FAQ + Tips

Zahlungen bei Schwangerschaft

Zahlungen bei Schwangerschaft

Weist eine Beschäftigte durch Vorlage einer ärztlichen Bescheinigung ihre Schwangerschaft nach und erfüllt folgende Voraussetzungen:

  • Vorraussetzung für Rechte aus dem TVAP (siehe Kasten unten)
  • 72 Beschäftigungstage im laufenden oder vorangegangenen Kalenderjahr

dann hat sie gegen die Deutsche Welle Anspruch auf Zahlung eines Zuschusses zu den Leistungen der Krankenversicherung. Die Mitarbeiterin erhält auf Antrag für die Dauer von 6 Wochen vor und 8 Wochen nach der Geburt einen Zuschuss, der zusammen mit den Leistungen der Krankenversicherung je Tag 75 % von 1/360 ihrer Vorjahresbezüge bei der Deutschen Welle beträgt. Für Mütter nach Früh- und Mehrlingsgeburten verlängert sich die  8-Wochenfrist auf 12 Wochen, bei Frühgeburten zusätzlich um den Zeitraum, der von der eigentlichen 6-Wochenfrist nicht in Anspruch genommen werden konnte.

Bei Beitragsbeteiligung der DW zur Krankenversicherung wird nur die Differenz gezahlt zwischen dem Mutterschaftsgeld der Versicherungsträger und dem Anspruch gegenüber der DW.
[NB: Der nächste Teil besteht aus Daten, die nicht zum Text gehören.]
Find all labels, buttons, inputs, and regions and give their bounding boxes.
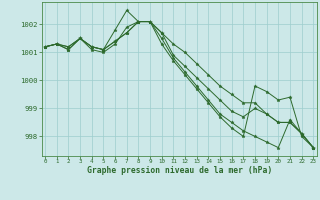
X-axis label: Graphe pression niveau de la mer (hPa): Graphe pression niveau de la mer (hPa): [87, 166, 272, 175]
Der Zuschuss ist auf einem Antragsvordruck der Deutschen Welle zu beantragen. Auf diesen Zuschuss können auf Antrag angemessene Vorauszahlungen geleistet werden. Im
übrigen ist der Zuschuss nach Ablauf der 8-Wochen-Frist fällig.
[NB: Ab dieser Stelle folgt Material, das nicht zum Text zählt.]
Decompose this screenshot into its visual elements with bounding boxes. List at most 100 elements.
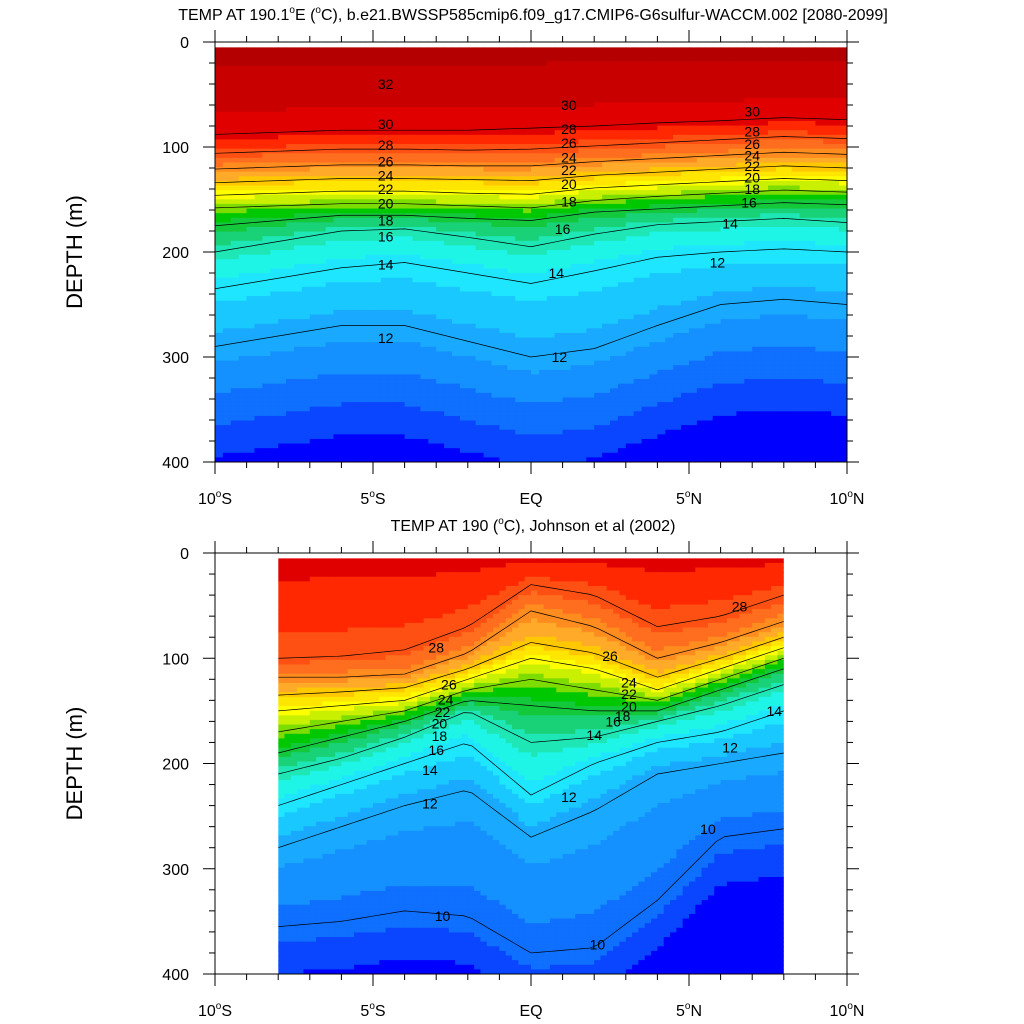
field-cell [531, 139, 540, 145]
field-cell [412, 411, 421, 417]
field-cell [246, 415, 256, 422]
field-cell [215, 282, 224, 288]
field-cell [444, 240, 453, 247]
field-cell [602, 420, 611, 426]
field-cell [373, 203, 382, 210]
field-cell [625, 434, 635, 440]
field-cell [554, 213, 564, 219]
field-cell [404, 365, 414, 371]
field-cell [230, 268, 240, 274]
field-cell [617, 116, 627, 122]
field-cell [610, 203, 619, 210]
field-cell [222, 425, 232, 431]
field-cell [515, 457, 524, 462]
field-cell [499, 194, 508, 200]
field-cell [554, 250, 564, 256]
field-cell [467, 411, 477, 417]
field-cell [333, 93, 342, 99]
field-cell [546, 171, 556, 177]
field-cell [625, 153, 635, 159]
field-cell [523, 415, 532, 422]
field-cell [278, 65, 287, 71]
field-cell [341, 392, 350, 399]
field-cell [444, 411, 453, 417]
field-cell [262, 332, 271, 339]
field-cell [238, 346, 248, 352]
field-cell [317, 443, 327, 449]
field-cell [436, 452, 445, 458]
field-cell [610, 323, 619, 329]
field-cell [254, 51, 263, 58]
field-cell [610, 102, 619, 108]
field-cell [301, 346, 311, 352]
field-cell [602, 273, 611, 279]
field-cell [633, 452, 643, 458]
field-cell [444, 167, 453, 173]
field-cell [649, 250, 658, 256]
field-cell [262, 411, 271, 417]
field-cell [428, 167, 437, 173]
field-cell [373, 397, 382, 403]
field-cell [270, 332, 279, 339]
field-cell [452, 277, 461, 283]
field-cell [436, 134, 445, 141]
field-cell [222, 65, 232, 71]
field-cell [459, 236, 469, 242]
field-cell [349, 383, 358, 389]
field-cell [388, 180, 398, 187]
field-cell [309, 171, 319, 177]
field-cell [238, 130, 248, 136]
field-cell [309, 213, 319, 219]
field-cell [428, 111, 437, 117]
field-cell [436, 305, 445, 311]
field-cell [309, 56, 319, 62]
field-cell [341, 323, 350, 329]
field-cell [523, 457, 532, 462]
field-cell [238, 194, 248, 200]
field-cell [578, 346, 587, 352]
field-cell [222, 346, 232, 352]
field-cell [546, 342, 556, 348]
field-cell [523, 144, 532, 150]
field-cell [230, 300, 240, 306]
field-cell [341, 84, 350, 90]
field-cell [641, 222, 651, 228]
field-cell [436, 254, 445, 260]
field-cell [373, 240, 382, 247]
field-cell [238, 457, 248, 462]
field-cell [349, 111, 358, 117]
field-cell [491, 360, 500, 366]
field-cell [349, 139, 358, 145]
field-cell [452, 157, 461, 164]
field-cell [388, 185, 398, 191]
field-cell [578, 84, 587, 90]
field-cell [404, 157, 414, 164]
field-cell [617, 406, 627, 412]
field-cell [254, 425, 263, 431]
field-cell [420, 415, 429, 422]
field-cell [515, 305, 524, 311]
field-cell [309, 379, 319, 385]
field-cell [641, 102, 651, 108]
field-cell [262, 268, 271, 274]
field-cell [562, 102, 572, 108]
field-cell [357, 337, 366, 343]
field-cell [610, 162, 619, 168]
field-cell [586, 240, 595, 247]
field-cell [625, 360, 635, 366]
field-cell [475, 448, 485, 454]
field-cell [325, 291, 335, 297]
field-cell [238, 411, 248, 417]
field-cell [388, 346, 398, 352]
field-cell [538, 402, 548, 408]
field-cell [317, 402, 327, 408]
field-cell [444, 443, 453, 449]
field-cell [380, 383, 390, 389]
field-cell [649, 47, 658, 53]
field-cell [641, 425, 651, 431]
field-cell [475, 226, 485, 233]
field-cell [428, 415, 437, 422]
field-cell [459, 254, 469, 260]
field-cell [436, 61, 445, 67]
field-cell [467, 93, 477, 99]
Während der Dauer der Zahlung des Zuschusses darf die Mitarbeiterin keiner wie auch immer gearteten erwerbsmäßigen Beschäftigung nachgehen.

Längere Unterbrechung der Beschäftigung (z.B. bei Erziehungszeit)

Im Falle einer längeren Unterbrechung der Beschäftigung kann die Mitarbeiterin ein Ruhen des arbeitnehmerähnlichen Rechtsverhältnisses beantragen, um zu vermeiden, dass sich die Zeit der Unterbrechung nachteilig auf die bereits erworbenen sozialen Schutzrechte auswirkt.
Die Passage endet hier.